The Pell case is far from over. Lawyers need not stand down yet.
This is not like one of those miscarriages of justice where an imprisoned man walks to freedom with all taint to his behaviour and character removed.
That, at least, is the view of one of the experts on Catholicism in Australia.
The High Court has quashed Cardinal Pell's conviction for sexually abusing two boys. It ruled that there was "reasonable doubt" of guilt - and if there is "reasonable doubt", the verdict must be: "innocent".
But Professor Andrew Singleton, an expert on Catholicism in Australia, said that the 78-year-old's previous attitude to allegations of sexual abuse remains a stain.
He will remain condemned by many for his performance and demeanour at the Royal Commission.Professor Andrew Singleton, Deakin University
"He will remain condemned by many for his performance and demeanour at the Royal Commission," Professor Singleton of Deakin University said. "I think it was a poor reflection on him."
At the Royal Commission into Institutional Responses to Child Sexual Abuse, Cardinal Pell who had been a priest in Ballarat denied all knowledge of what fellow priests there were doing.
"I have sometimes said that if we had been gossips," he said, "which we were not, and we had talked to one another about the problems that were there, we would have realised earlier just how widespread this awful business was."
He denied that he knew anything about why abusive priests were moved to other parishes.
He was photographed accompanying Gerald Ridsdale to the court where the priest was found guilty of rape and other sexual offences against 65 children, some as young as four years old.
There is no suggestion that Cardinal Pell was involved in the crime itself but his critics were not convinced by his claims of a complete lack of knowledge that there was something rotten in the Church.
He said of the Ridsdale case: "It's a sad story but it was not of much interest to me."
So where does the Cardinal's acquittal leave the Church now?
Professor Singleton said that he doesn't think the court decision changes much.
"He hasn't been the head of of the Church in Australia for quite some time and the Church was already battered by other revelations.
"So I don't think this is particularly material for everyday operations.
"More particularly, I think the rank and file who attend mass regularly won't see this as anything other than that the Church still needs to get its house in order."
He accepts that Catholics and others remain deeply divided about the case itself - even as they accept that sexual abuse by priests was serious and not uncommon.

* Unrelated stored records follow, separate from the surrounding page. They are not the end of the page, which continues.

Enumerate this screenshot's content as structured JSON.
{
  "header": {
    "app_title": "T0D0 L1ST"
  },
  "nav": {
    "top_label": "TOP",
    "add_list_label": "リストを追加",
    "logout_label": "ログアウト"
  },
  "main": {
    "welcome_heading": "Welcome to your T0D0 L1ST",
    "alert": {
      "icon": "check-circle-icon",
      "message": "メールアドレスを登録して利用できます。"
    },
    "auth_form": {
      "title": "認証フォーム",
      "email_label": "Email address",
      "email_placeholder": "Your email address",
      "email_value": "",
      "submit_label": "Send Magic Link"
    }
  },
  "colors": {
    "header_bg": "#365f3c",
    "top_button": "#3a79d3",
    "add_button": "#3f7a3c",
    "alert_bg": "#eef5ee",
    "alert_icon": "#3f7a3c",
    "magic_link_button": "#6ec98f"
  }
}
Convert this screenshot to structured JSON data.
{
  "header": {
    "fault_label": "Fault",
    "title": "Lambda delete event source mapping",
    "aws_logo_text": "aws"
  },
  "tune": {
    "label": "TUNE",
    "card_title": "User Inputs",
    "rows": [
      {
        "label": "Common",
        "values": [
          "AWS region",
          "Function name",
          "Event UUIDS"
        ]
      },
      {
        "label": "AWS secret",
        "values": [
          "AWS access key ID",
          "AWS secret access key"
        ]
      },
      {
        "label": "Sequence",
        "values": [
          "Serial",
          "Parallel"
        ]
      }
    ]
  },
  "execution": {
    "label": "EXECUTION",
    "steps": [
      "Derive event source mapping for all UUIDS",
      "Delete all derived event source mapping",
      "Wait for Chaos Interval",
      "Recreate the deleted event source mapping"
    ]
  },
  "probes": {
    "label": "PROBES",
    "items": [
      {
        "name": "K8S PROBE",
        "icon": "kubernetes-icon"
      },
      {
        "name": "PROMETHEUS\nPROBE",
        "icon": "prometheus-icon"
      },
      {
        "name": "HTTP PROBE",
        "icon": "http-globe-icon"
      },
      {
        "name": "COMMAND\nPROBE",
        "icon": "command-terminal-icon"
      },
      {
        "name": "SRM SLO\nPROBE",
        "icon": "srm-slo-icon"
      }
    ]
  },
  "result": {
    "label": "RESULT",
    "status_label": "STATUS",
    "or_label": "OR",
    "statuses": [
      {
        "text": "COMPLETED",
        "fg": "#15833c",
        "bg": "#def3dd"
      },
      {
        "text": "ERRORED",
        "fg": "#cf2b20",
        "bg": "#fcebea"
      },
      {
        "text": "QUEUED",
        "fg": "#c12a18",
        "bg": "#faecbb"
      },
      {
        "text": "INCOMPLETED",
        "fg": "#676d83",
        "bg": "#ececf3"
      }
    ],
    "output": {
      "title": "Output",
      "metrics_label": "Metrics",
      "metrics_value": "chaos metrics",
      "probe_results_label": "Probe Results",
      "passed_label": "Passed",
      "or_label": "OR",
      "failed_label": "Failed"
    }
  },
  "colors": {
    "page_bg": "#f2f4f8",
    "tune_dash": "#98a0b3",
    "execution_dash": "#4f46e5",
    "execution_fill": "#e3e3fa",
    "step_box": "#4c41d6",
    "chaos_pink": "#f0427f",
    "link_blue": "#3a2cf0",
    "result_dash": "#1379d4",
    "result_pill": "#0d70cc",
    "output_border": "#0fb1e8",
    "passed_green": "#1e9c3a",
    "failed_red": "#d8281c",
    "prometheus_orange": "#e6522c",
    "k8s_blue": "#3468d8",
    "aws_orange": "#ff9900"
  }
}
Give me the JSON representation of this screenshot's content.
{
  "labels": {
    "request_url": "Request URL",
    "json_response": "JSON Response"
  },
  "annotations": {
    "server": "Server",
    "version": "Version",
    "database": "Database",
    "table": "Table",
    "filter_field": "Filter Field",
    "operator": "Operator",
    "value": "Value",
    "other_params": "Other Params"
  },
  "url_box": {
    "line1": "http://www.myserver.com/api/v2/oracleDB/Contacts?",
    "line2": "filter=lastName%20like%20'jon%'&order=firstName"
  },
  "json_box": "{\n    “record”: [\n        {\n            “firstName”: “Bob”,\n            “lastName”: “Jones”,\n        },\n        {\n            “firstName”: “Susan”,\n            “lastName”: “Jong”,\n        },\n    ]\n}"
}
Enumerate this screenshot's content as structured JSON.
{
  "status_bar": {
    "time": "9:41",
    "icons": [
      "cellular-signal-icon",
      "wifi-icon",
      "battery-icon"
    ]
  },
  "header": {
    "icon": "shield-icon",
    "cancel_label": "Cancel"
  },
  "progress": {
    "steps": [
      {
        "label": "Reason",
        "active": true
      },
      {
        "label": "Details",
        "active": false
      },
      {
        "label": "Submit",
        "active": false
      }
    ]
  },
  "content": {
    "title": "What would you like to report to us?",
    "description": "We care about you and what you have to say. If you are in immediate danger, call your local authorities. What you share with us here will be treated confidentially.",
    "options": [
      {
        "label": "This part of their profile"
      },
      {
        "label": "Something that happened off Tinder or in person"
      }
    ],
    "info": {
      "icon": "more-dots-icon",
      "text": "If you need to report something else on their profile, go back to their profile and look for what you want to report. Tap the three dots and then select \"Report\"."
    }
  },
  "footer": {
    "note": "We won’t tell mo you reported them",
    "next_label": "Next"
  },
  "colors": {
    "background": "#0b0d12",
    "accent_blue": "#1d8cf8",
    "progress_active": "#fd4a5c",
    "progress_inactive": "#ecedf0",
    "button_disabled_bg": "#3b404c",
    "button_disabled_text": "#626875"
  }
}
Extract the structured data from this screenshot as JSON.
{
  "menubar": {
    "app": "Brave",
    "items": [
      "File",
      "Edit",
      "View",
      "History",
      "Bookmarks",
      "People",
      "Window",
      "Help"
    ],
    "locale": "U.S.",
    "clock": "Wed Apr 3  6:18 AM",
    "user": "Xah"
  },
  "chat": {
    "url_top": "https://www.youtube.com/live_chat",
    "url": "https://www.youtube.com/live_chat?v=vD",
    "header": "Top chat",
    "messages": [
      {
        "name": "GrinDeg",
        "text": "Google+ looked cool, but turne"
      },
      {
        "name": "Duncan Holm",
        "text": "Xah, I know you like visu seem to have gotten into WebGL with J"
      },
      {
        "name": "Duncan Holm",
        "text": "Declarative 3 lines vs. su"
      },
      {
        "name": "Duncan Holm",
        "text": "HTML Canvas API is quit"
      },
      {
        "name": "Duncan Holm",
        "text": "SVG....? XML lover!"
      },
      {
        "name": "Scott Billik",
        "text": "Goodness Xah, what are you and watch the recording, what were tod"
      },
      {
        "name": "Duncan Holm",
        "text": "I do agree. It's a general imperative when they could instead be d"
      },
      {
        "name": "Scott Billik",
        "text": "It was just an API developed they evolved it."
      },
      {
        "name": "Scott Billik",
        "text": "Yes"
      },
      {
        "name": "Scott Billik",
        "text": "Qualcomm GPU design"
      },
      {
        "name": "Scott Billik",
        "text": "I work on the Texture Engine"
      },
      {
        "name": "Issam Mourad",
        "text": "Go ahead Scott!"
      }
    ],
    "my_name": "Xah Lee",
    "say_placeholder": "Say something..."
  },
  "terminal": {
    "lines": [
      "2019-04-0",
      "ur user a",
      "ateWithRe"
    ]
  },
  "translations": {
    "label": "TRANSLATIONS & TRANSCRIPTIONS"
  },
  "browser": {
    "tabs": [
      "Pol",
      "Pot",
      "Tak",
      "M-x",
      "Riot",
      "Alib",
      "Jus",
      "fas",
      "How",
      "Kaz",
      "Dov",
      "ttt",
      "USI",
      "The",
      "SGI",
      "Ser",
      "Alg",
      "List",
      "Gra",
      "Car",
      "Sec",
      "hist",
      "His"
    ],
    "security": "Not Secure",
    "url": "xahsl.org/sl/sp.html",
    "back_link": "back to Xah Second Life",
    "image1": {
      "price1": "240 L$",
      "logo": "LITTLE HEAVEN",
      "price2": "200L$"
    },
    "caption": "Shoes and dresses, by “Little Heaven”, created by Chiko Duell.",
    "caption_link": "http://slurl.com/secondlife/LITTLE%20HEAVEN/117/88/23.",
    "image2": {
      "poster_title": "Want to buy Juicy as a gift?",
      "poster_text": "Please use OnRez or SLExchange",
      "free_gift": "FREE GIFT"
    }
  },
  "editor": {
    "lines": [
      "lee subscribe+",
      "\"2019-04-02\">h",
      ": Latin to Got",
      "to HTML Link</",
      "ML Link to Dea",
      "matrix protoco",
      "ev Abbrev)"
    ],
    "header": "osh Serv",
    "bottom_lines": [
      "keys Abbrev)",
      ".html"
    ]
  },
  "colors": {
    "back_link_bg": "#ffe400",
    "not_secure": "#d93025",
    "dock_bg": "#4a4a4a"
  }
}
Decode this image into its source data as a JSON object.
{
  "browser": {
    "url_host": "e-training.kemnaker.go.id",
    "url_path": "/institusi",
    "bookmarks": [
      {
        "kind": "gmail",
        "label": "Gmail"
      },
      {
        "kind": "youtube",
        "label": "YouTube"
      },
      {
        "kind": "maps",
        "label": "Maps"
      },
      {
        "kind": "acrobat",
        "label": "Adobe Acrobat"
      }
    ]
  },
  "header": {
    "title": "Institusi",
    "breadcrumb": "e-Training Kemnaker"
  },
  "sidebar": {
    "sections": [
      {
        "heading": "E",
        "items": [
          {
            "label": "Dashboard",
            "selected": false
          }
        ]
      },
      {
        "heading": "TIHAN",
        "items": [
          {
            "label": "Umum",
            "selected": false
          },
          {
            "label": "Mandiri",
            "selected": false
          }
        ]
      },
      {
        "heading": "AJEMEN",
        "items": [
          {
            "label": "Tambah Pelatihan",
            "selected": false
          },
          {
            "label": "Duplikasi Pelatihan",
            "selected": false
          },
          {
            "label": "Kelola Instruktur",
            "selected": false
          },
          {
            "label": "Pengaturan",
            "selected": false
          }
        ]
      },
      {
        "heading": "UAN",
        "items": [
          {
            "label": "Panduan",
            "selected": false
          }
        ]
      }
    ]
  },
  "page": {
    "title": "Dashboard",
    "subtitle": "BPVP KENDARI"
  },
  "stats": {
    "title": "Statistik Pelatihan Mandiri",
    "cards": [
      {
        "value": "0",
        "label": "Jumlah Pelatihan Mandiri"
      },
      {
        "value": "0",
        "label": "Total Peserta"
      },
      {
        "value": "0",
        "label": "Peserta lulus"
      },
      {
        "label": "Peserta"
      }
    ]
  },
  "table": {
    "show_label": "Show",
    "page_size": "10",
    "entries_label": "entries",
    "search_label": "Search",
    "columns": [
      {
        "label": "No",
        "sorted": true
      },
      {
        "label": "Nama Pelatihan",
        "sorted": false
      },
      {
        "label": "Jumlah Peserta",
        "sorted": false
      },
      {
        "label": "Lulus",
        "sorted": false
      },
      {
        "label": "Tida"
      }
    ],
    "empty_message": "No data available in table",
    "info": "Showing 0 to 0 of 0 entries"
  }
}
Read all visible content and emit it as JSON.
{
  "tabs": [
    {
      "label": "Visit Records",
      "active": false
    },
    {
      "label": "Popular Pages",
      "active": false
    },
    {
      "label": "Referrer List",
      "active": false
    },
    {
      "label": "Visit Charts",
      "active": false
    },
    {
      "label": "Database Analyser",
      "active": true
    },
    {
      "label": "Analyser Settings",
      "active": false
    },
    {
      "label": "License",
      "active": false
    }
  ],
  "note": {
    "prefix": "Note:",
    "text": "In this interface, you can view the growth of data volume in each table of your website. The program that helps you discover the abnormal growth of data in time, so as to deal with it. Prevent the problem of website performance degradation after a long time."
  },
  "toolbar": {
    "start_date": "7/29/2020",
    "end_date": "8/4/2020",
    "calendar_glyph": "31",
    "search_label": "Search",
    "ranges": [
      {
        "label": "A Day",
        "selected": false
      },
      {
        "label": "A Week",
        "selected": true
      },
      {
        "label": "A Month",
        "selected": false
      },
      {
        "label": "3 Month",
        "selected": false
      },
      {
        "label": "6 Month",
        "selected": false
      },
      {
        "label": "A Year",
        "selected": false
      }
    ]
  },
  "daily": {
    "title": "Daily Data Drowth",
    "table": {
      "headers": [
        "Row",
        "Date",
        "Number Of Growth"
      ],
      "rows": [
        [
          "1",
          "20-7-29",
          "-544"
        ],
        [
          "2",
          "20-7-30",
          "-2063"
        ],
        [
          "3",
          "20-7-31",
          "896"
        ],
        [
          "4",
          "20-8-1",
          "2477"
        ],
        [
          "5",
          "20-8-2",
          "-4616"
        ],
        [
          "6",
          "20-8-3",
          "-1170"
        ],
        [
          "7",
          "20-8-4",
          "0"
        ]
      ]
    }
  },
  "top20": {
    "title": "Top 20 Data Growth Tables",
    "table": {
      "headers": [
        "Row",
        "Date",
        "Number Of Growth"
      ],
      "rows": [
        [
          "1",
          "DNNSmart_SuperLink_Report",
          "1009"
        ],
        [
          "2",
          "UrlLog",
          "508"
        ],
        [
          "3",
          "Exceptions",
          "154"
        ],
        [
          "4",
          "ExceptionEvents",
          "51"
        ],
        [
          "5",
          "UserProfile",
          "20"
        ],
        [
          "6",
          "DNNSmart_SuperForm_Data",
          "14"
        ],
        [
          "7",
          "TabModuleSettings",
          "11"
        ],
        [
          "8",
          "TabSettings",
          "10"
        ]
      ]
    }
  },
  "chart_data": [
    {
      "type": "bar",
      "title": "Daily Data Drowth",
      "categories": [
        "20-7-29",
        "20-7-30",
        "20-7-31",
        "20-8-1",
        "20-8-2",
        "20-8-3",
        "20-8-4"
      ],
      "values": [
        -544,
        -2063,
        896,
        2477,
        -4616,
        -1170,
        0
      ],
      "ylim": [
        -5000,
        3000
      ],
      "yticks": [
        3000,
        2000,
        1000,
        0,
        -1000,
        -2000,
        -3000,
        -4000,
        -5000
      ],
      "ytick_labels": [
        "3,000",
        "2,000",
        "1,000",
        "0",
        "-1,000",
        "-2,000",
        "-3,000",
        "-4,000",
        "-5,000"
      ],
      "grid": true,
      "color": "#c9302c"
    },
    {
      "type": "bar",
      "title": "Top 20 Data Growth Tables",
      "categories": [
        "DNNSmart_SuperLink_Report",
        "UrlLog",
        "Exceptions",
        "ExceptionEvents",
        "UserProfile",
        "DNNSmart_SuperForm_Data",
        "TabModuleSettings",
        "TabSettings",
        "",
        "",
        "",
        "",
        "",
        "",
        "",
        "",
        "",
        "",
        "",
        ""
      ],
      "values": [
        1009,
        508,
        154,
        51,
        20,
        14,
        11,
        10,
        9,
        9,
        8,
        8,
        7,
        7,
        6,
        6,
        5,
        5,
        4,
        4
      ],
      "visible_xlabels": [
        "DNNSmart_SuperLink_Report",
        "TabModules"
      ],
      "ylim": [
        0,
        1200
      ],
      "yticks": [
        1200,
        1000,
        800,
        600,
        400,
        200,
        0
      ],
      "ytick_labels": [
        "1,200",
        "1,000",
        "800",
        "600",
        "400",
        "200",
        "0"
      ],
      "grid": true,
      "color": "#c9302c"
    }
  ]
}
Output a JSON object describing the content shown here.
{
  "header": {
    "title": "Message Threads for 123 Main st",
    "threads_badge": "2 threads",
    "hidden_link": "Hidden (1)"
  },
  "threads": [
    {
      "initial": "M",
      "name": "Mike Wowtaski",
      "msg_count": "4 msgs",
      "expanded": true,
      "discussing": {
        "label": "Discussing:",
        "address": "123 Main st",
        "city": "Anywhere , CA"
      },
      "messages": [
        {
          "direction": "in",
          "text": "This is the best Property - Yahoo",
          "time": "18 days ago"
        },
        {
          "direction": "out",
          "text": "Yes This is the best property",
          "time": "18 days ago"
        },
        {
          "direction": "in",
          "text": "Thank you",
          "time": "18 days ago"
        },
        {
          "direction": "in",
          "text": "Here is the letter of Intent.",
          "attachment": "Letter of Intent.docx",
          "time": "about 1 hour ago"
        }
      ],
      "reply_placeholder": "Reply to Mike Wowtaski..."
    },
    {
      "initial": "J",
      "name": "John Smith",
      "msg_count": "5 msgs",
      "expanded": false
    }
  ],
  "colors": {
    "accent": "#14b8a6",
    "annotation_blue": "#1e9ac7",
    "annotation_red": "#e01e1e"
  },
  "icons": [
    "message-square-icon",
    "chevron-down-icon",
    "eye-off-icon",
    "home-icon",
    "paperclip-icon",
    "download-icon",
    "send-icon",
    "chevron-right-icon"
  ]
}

"There are many who still venerate priests - who think priests are a special class", Professor Singleton said.
Cardinal Pell is not free of controversy, either, because civil cases remain against him. He has been cleared of crime but claims for damages may still go forward.
On top of that, parts of the reports done for the Royal Commission were blacked out so that jurors at his trials wouldn't be prejudiced against him. Those parts may now be published.
After the freeing of Cardinal Pell, the federal Attorney-General, Christian Porter, said: "My strong preference is to have as much of the information that has been redacted, tabled with less redaction."
The jury which convicted George Pell in 2018 heard the evidence about what the then archbishop allegedly did to two boys in a side room of St Patrick's Cathedral in Melbourne in the 1990s.
The jurors rejected the defence that it would have been well-nigh impossible for an archbishop to sexually abuse the boys straight after mass in a place frequented by others.
The jury found him guilty and the Victorian Court of Appeal upheld the decision. Now, the highest court in the land has rejected their decisions, ruling that both courts should have found "reasonable doubt" about the allegations.
But don't juries make the big decision of guilt or innocence according go the facts before them?
Not completely, according to Professor Mark Nolan of the ANU's law school.
"The basis upon which the decision was made in the High Court to quash convictions and to not order any retrial is one of the usual grounds of appeal against jury verdicts: that the verdicts are unreasonable or cannot be supported by the evidence when the whole of the evidence is considered by the appeal court."
Cardinal Pell is a polarising figure.
Former Prime Ministers Howard and Abbott stood by him. Campaigners for victims of sexual abuse vilified him.
He is innocent in the eyes of the law.
But he is not free to walk the streets of Melbourne unharried by controversy.